The datasets analyzed in the study are available from the corresponding author upon request.

Ethical Approval

Ethical clearance was obtained from the Aksum University College of Health Science (CHS) ethical review committee, and permission letter was obtained from the Aksum University Comprehensive and Specialized Hospital (AKUCSH) and Saint Marries General Hospital before data collection. The patients’ clinical records were reviewed anonymously before accessed all data, and confidentiality of the data was kept at each step of data collection and processing. Any identifier information was excluded during data collection.

Conflicts of Interest

The authors have declared that no competing interests exist.

Authors’ Contributions

ETB, TGG, and KK designed the study.
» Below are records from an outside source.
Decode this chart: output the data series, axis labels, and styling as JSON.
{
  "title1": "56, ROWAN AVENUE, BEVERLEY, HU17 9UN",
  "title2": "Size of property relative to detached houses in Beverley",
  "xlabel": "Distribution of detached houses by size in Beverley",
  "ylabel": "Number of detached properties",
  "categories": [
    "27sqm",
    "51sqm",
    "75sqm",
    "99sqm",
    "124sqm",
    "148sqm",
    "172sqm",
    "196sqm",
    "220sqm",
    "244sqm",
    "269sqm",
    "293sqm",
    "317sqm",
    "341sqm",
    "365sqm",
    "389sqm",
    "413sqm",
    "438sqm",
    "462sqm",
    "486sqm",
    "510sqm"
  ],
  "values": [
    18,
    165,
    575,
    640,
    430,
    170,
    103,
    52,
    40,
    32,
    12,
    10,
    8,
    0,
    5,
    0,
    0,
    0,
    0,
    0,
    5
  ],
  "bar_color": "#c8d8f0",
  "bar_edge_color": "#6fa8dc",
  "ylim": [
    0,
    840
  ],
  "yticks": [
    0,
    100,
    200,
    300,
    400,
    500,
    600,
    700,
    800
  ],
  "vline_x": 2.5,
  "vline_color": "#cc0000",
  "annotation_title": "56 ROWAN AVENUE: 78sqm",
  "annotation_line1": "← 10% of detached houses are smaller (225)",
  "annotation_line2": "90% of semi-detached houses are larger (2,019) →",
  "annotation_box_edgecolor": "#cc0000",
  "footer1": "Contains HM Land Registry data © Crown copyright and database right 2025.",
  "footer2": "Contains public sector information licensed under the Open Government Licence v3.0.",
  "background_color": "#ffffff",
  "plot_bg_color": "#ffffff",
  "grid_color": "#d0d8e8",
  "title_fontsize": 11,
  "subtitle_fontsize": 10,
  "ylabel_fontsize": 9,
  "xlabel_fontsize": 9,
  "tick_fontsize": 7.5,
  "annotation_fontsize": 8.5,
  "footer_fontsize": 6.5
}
TGG performed statistical analysis. TGG and HAG s drafted the paper. All authors contributed to writing the paper. All read and approved the final paper.


We are highly indebted to all participants of the study, supervisors of data collection, and data collectors for their worthy efforts and participation in this study. We are also thankful for administrative bodies at all levels who endorsed us to undertake this study.